Reports of mystical experience to religious peers can be greeted alternatively as a welcome refreshment for collective faith or a threatening sign of corruption. The reception seems to depend more on the place and the time, and the preparedness of peers to receive, than with the content of the experience. This perennial ambivalence towards mystics makes the psychiatric test of soundness—whether religious beliefs are ordinarily accepted by the person's culture as articles of religious faith—somewhat arbitrary. Should a disease be indicated by whether or not Christianity is currently in need of mystical inspiration? This type of test, which is implicit in the diagnostic procedures for schizophrenia, isn't the way hard-nosed scientists normally go about their work.
But having said that, the point should also be made early on in this discussion that most people who come in contact with psychiatry, and who are subsequently diagnosed with schizophrenia, usually do so because they are undergoing acute psychological distress, and/or they are causing distress to others. It is probably fair to assume, therefore, that most people who are diagnosed and treated when they are undergoing a spiritual/mystical emergency demonstrate a low level of competency in handling a mystical experience. But this concession still doesn't mean they have a mental disease, or that they require any form of psychiatric attention.
In comparing modern schizophrenics with mythological heroes, Joseph Campbell, the great mythologist, summed up his opinion this way: ‘our schizophrenic patient is actually experiencing inadvertently that same beatific ocean deep which the yogi and saint are ever striving to enjoy: except that, whereas they are swimming in it, he is drowning’.
Swimmers and non-swimmers might both be in the same waters, and their splashing might look the same to an untrained observer, but what is pleasurable exercise to one could be a life-or-death struggle for the other. The modern tragedy, however, for both swimmers and non-swimmers alike, is that all of them are now routinely drowned by the rescue efforts of an over-zealous and incompetent life-guard. This incompetence is largely due to ignorance about the nature of mystics and the mystical experience.

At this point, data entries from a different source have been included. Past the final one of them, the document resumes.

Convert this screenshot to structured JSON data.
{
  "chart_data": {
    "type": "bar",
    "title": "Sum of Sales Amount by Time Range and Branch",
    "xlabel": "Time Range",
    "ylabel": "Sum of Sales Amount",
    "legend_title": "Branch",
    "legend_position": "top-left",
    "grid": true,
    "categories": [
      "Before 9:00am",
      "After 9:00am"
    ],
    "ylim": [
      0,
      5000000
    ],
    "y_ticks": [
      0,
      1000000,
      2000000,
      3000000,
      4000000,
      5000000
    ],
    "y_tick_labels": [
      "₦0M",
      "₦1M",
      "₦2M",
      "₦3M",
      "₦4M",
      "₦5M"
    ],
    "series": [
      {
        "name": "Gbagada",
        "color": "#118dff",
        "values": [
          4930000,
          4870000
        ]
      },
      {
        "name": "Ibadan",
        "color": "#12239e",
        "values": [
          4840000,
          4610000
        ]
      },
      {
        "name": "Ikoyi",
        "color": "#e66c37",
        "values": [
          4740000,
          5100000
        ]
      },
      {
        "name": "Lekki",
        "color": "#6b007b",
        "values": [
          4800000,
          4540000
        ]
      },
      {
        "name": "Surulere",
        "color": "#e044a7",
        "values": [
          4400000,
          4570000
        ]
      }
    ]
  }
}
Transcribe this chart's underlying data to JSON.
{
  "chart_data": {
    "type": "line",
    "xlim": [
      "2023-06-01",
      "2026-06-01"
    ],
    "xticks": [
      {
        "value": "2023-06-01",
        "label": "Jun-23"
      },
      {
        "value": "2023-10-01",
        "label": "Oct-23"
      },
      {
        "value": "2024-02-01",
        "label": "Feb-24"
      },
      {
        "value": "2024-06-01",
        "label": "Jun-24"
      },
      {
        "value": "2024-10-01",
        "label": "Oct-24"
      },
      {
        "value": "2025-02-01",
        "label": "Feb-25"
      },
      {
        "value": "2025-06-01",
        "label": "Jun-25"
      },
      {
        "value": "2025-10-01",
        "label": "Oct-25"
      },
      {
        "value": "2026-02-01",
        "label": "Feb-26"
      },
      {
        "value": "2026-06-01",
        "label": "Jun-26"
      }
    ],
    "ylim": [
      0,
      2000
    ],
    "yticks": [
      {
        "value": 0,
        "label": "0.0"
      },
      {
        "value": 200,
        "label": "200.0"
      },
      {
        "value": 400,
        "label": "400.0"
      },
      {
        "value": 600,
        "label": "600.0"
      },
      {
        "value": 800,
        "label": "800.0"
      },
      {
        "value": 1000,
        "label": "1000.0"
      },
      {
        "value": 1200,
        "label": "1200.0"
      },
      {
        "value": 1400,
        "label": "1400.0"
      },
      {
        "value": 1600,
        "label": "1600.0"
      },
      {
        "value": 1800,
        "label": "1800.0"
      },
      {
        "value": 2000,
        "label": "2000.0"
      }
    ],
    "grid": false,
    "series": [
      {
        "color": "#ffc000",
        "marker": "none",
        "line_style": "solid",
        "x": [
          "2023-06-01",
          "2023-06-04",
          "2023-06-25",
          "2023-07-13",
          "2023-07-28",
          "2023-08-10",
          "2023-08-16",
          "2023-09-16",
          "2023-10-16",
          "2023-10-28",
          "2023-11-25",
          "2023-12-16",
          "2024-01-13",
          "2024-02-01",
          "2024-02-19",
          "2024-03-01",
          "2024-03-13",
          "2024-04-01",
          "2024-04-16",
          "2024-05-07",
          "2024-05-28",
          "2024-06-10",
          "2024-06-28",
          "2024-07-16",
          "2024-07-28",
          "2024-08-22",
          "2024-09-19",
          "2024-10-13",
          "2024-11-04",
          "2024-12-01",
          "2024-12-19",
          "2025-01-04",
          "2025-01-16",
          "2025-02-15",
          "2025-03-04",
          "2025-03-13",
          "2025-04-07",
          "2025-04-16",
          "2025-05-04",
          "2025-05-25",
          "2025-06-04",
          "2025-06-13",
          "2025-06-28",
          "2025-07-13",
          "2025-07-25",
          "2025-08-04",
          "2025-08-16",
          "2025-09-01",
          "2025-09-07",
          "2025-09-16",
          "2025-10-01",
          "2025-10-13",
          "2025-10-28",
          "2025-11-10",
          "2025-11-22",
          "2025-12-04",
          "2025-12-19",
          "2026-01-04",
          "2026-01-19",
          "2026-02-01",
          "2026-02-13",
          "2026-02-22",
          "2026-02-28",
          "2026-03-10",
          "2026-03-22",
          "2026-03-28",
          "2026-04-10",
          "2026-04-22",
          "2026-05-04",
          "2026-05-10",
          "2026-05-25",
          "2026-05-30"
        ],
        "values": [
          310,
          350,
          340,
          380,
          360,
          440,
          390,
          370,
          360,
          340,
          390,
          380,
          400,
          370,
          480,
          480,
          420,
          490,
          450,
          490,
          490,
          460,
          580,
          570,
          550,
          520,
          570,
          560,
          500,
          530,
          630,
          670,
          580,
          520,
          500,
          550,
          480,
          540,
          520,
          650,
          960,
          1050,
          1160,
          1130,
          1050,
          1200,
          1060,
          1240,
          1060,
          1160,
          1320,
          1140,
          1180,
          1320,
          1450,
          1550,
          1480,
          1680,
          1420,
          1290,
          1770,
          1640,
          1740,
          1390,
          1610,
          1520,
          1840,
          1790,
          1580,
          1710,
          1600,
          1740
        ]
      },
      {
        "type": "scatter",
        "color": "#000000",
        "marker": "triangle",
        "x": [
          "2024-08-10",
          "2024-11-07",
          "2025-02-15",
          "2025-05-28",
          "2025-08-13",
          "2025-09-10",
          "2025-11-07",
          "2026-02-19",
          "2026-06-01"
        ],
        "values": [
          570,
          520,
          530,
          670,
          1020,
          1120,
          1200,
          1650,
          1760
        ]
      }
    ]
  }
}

 M. Goldwert, ‘The Messiah-Complex in Schizophrenia’, pp. 331–5.
 Kenneth E. Lux, ‘A Mystical-Occult Approach to Psychosis’, p. 95.
 Gillian Fulcher and Gary D. Bouma, ‘Appendix A: the religious factor and modes of psychiatric treatment’, pp. 221-231.
 Ibid., p. 226.
 For a proposal to add this differential diagnosis to the DSM see, David Lukoff, ‘The diagnosis of mystical experiences with psychotic features’, pp. 155–82.
 Joseph Campbell, ‘Schizophrenia—the Inward Journey’, in Myths to Live By, pp. 219–220.